Playground to try ML model development, train it, evaluate it, host it in production, and expose it as an API that can be called from the Java backend.
Model - A simple model to begin with that forms the base of further training (could start with a linear model, which has straightforward predictability on a plane, vs. non-linear models, which are complex and do not fit on a plane). Ultimately the model will result in either linear or non-linear behavior (non-linear problems are often solved by neural networks) based on the training data and accuracy requirements.
Objective Function - The formulae used to evaluate if the model output is accurate enough. There are two kinds:
Loss/Cost function - Lower the value, better the accuracy. Minimizes the error of prediction. Mostly used in supervised learning.
Gain/Reward function - Opposite of the loss function; higher the value, the better the accuracy. Used in reinforcement learning.
The machine learning process mostly involves optimizing these functions to improve training efficiency and prediction accuracy.
Optimization Algorithm - This involves techniques to generate different inputs that can be supplied to the model to test and match against the objective function. It is essentially the process of finding gradient descent to generate the input values used to train the model. The rate of learning ('n', also called 'eta') is chosen optimally so that learning time and input quality are balanced efficiently. General considerations for choosing 'eta': the learning rate needs to be high enough to reach the minimum in a reasonable amount of time, or low enough so that we don't oscillate around the minimum.

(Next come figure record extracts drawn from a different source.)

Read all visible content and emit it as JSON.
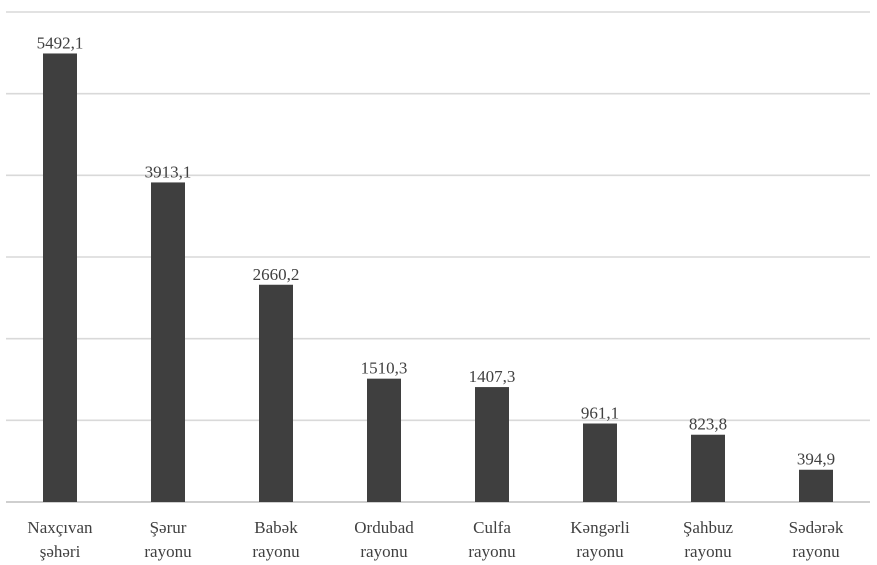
{
  "chart_data": {
    "type": "bar",
    "categories": [
      [
        "Naxçıvan",
        "şəhəri"
      ],
      [
        "Şərur",
        "rayonu"
      ],
      [
        "Babək",
        "rayonu"
      ],
      [
        "Ordubad",
        "rayonu"
      ],
      [
        "Culfa",
        "rayonu"
      ],
      [
        "Kəngərli",
        "rayonu"
      ],
      [
        "Şahbuz",
        "rayonu"
      ],
      [
        "Sədərək",
        "rayonu"
      ]
    ],
    "values": [
      5492.1,
      3913.1,
      2660.2,
      1510.3,
      1407.3,
      961.1,
      823.8,
      394.9
    ],
    "value_labels": [
      "5492,1",
      "3913,1",
      "2660,2",
      "1510,3",
      "1407,3",
      "961,1",
      "823,8",
      "394,9"
    ],
    "ylim": [
      0,
      6000
    ],
    "gridlines": [
      1000,
      2000,
      3000,
      4000,
      5000,
      6000
    ],
    "grid": true,
    "bar_color": "#3f3f3f",
    "title": "",
    "xlabel": "",
    "ylabel": ""
  }
}
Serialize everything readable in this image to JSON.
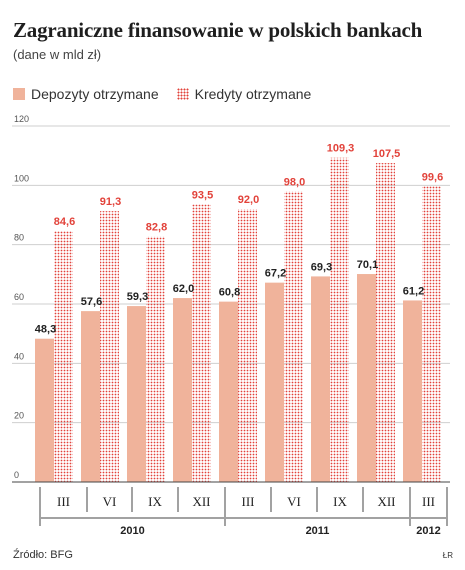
{
  "header": {
    "title": "Zagraniczne finansowanie w polskich bankach",
    "subtitle": "(dane w mld zł)"
  },
  "footer": {
    "source": "Źródło: BFG",
    "author": "ŁR"
  },
  "colors": {
    "deposits": "#f0b39b",
    "loans": "#e2423a",
    "loan_label": "#e2423a",
    "deposit_label": "#222222"
  },
  "chart_data": {
    "type": "bar",
    "title": "Zagraniczne finansowanie w polskich bankach",
    "subtitle": "(dane w mld zł)",
    "categories": [
      "III",
      "VI",
      "IX",
      "XII",
      "III",
      "VI",
      "IX",
      "XII",
      "III"
    ],
    "groups": [
      {
        "label": "2010",
        "count": 4
      },
      {
        "label": "2011",
        "count": 4
      },
      {
        "label": "2012",
        "count": 1
      }
    ],
    "series": [
      {
        "name": "Depozyty otrzymane",
        "values": [
          48.3,
          57.6,
          59.3,
          62.0,
          60.8,
          67.2,
          69.3,
          70.1,
          61.2
        ],
        "labels": [
          "48,3",
          "57,6",
          "59,3",
          "62,0",
          "60,8",
          "67,2",
          "69,3",
          "70,1",
          "61,2"
        ]
      },
      {
        "name": "Kredyty otrzymane",
        "values": [
          84.6,
          91.3,
          82.8,
          93.5,
          92.0,
          98.0,
          109.3,
          107.5,
          99.6
        ],
        "labels": [
          "84,6",
          "91,3",
          "82,8",
          "93,5",
          "92,0",
          "98,0",
          "109,3",
          "107,5",
          "99,6"
        ]
      }
    ],
    "y_ticks": [
      "0",
      "20",
      "40",
      "60",
      "80",
      "100",
      "120"
    ],
    "ylim": [
      0,
      120
    ],
    "grid": true,
    "legend": "top-left"
  }
}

Unsupervised - The inputs are not labelled, and the model is trained to come up with a classification based on similarity in the data. This addresses the problem with supervised learning when the dataset is huge and takes a very long time for humans to label. In this learning, the training process involves providing instructions to divide the data into groups (e.g., divide animal photos into two groups—the algorithm will decide the grouping to the best of its abilities—or determine if the weather is sunny or not and respond with True or False). This classification process is also called clustering.
Reinforcement - Here the algorithm is trained by rewarding it when it meets the expectation, providing it with more motivation to improve its efficiency further.
Supervised learning involves two types:
Regression - Produces output in the form of a number like 1.24, 4.23, etc. Uses L2-Norm - Euclidean distance of the outputs and the targets. Ei(yi-ti)pow2. Distance away from target - T
This step involves coming up with a base model. In simple terms this is y = f(x). Given a list of input data, the linear model will look like a simple algebra function - f(x) = wx + b. Here x is the input, w is the coefficient, and b is the intercept. However in ML jargon, w is called the weight and b is the bias. These are called parameters in machine learning. There are different types to represent a model. e.g., f(x) = xw + b or xpow(T).w + b or wpow(T).x + b The goal of the machine learning algorithm is to come up with values for w and b to keep f(x) = y as close as possible to the expected result.
Algebra forms the basic knowledge needed to train the models. Having a basic understanding not only helps but also makes it all the more sense as we are learning AI/ML. In fact, I would suggest to begin with learning Algebra concepts first.
Matrices of size 1x1, 1xn, mx1, or mxn are all called tensors. A more complex tensor has a third dimension represented as kxmxn, where k denotes matrices in k layers, one behind the other.
A vector can be added to a scalar, and that results in each element being incremented by the scalar value. e.g., 5 + u or 5*A
Vector multiplication is the basis of modelling. Represent the inputs in one matrix form and the weights and biases as another matrix; the result matrix is the output of the model.
Multiplying matrices requires the second dimension of the first matrix (m1xk) to match the first dimension of the second matrix (k,n), which results in a matrix of size mxn.
Tensor product - This is much more advanced than just the normal matrics multiplication. Here we are dealing with 3D matrics(Rank3, given scalar is rank 0, row or column arry being Rank 1 and m x n being Rank 2)
Training the model involves below steps
Initialize variables(here they are literally weights and biases). First we begin with something random. The training is all about arriving at these two values which fit in perfectly to generate the target output with provided inputs.
Training: Finally we perform the training with above items ready. This step is repeatitive process to be executed multiple time until the Loss Function result is stablitized(remains almost constant)
- calculate outputs
- compare outputs to targets through loss
- print loss
- Adjust weights and biases
- Repeat ~
There is one crucial part here which decide the efficiency of this whole process - 'learning rate'. This can be any value from 1.0001 to 1.0. Smaller this value the slower the training runs and need more iterations to arrive at minimized loss output.